B, Bubble plots summarizing the significant enrichments of the MSigDB v7.1 collection of 50 hallmark pathways within the top 500 nearest genes bound by IRF2BP2 (macs2, FDR ≤ 0.01), defined by normalized area under the curve signal ranking. Left panel: IRF2BP2 binding in MV4-11 cells, middle panel: IRF2BP2 binding in PDX 16-01 cells, right panel: core intersection of IRF2BP2 binding regions in MV4-11, THP1, PDX 16-01 and PDX 17-14. Enriched gene sets are clustered in functional categories indicated by the color code; red indicates immune response signatures. The bubble size indicates the number of overlapping genes. Hypergeometric test, p ≤ 0.05, FDR ≤ 0.05.

C, Volcano plots depicting the gene-level differential transcriptional status after degradation of IRF2BP2 for 6 hours in MV4-11 cells (left) and PDX 16-01 cells (right). Red dots represent genes that are bound by IRF2BP2 and increased in expression. Black dots represent all other genes that are bound by IRF2BP2. Grey dots depict all other genes. Shown per gene are log2(fold change expression) versus -log10(adjusted p-value + 0.0001).

D, Venn diagram depicting the overlap of genes with increased expression following degradation of IRF2BP2 for 6 hours (fold change expression ≥ 1.5, adjusted p-value ≤ 0.10) and genes bound by IRF2BP2 (ChIP-seq binding sites, defined by macs2, FDR ≤ 0.10) in MV4-11 cells (upper panel) and PDX 16-01 (lower panel). Two-tailed Fisher exact test, **** p < 0.0001. E, Bubble plots summarizing the significant enrichments in MSigDB v7.1 collection of 50 hallmark pathways within the IRF2BP2 bound genes with increased expression following degradation of IRF2BP2 for 6 hours in MV4-11 cells (left) and PDX 16-01 cells (right). Enriched gene sets are clustered in functional categories indicated by the color code; red indicates immune response signatures. The bubble size indicates the number of overlapping genes. Hypergeometric test, p ≤ 0.05, FDR ≤ 0.05.
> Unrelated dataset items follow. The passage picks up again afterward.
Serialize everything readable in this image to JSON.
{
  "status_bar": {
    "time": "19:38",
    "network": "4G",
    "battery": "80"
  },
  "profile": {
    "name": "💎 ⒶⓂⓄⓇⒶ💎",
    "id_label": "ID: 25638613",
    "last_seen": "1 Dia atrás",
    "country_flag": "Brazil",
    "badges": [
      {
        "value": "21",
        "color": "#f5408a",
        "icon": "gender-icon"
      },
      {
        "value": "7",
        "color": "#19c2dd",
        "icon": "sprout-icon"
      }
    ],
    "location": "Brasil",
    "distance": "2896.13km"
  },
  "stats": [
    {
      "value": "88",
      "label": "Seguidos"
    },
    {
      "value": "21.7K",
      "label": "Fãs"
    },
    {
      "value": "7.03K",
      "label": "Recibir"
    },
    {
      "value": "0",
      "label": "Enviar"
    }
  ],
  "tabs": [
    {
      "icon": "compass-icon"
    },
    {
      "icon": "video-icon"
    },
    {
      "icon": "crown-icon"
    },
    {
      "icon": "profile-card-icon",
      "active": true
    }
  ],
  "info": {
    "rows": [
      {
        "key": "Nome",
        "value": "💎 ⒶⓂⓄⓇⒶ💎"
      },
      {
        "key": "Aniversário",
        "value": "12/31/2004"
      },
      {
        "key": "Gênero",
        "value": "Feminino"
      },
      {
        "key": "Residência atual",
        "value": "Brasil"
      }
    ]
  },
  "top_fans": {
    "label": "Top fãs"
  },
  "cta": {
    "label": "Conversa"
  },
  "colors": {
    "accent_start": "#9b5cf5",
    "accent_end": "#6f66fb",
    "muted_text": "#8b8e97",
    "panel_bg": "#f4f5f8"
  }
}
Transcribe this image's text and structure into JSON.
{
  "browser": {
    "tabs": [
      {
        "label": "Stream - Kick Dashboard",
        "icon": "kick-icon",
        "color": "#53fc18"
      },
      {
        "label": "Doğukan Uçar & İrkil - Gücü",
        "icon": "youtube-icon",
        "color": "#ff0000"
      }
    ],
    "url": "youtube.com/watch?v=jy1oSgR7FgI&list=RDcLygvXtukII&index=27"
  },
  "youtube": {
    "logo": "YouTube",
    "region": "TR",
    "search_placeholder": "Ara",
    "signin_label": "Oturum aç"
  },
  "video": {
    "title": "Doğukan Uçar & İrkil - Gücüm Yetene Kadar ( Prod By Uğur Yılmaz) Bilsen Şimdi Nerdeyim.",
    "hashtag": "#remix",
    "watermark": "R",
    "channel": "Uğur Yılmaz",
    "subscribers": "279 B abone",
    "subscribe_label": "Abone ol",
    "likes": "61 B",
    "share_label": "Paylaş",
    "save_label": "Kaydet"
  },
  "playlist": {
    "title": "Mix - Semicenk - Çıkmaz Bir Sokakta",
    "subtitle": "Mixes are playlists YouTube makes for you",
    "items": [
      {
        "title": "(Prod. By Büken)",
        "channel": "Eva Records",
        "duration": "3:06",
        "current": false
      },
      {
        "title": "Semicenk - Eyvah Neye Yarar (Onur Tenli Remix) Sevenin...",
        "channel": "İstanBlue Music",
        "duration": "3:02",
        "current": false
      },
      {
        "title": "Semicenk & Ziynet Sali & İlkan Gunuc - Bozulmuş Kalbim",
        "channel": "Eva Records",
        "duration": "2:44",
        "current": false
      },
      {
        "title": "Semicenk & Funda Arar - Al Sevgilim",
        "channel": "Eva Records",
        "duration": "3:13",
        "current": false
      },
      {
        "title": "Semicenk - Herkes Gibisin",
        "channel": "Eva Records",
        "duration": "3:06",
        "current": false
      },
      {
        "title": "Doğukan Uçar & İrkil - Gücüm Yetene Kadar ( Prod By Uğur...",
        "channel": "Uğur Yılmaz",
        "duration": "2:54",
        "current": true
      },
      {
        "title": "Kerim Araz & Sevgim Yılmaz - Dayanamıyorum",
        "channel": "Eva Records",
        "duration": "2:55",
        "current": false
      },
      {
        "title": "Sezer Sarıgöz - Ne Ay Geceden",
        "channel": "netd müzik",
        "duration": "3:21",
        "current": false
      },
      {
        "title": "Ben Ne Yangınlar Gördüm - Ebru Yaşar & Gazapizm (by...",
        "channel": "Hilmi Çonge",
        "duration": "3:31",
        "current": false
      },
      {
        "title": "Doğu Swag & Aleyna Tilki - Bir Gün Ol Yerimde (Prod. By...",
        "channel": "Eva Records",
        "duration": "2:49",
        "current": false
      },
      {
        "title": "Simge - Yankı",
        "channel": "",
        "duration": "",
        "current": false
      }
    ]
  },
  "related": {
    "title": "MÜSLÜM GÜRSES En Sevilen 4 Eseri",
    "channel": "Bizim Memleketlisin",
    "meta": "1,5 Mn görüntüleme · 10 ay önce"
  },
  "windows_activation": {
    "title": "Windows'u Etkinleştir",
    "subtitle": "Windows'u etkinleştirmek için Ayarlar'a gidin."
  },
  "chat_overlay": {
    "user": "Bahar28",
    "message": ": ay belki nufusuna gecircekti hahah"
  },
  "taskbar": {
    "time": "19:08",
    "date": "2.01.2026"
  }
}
F, GSEA plot for HALLMARK_INFLAMMATORY_RESPONSE enrichment within IRF2BP2 bound and differentially expressed genes following degradation of IRF2BP2 after treatment with dTAG-13 for 6 hours in MV4-11 cells. NES > 1.3, p-value < 0.001, FDR < 0.001.

G, Scatter plot depicting the overlap between the 1,678 genes with significant changes in H3K27ac binding (Delta(area under curve signal) ≥ 1.5) following treatment with dTAG-13 for 24 hours and genes with increased or decreased expression in MV4-11 cells following treatment with dTAG-13 for 6. Red dots in the right upper quadrant represent 107 genes with increased expression and gain in H3K27ac marking. Statistical significance was tested by two-tailed Fisher exact test, **** p < 0.0001.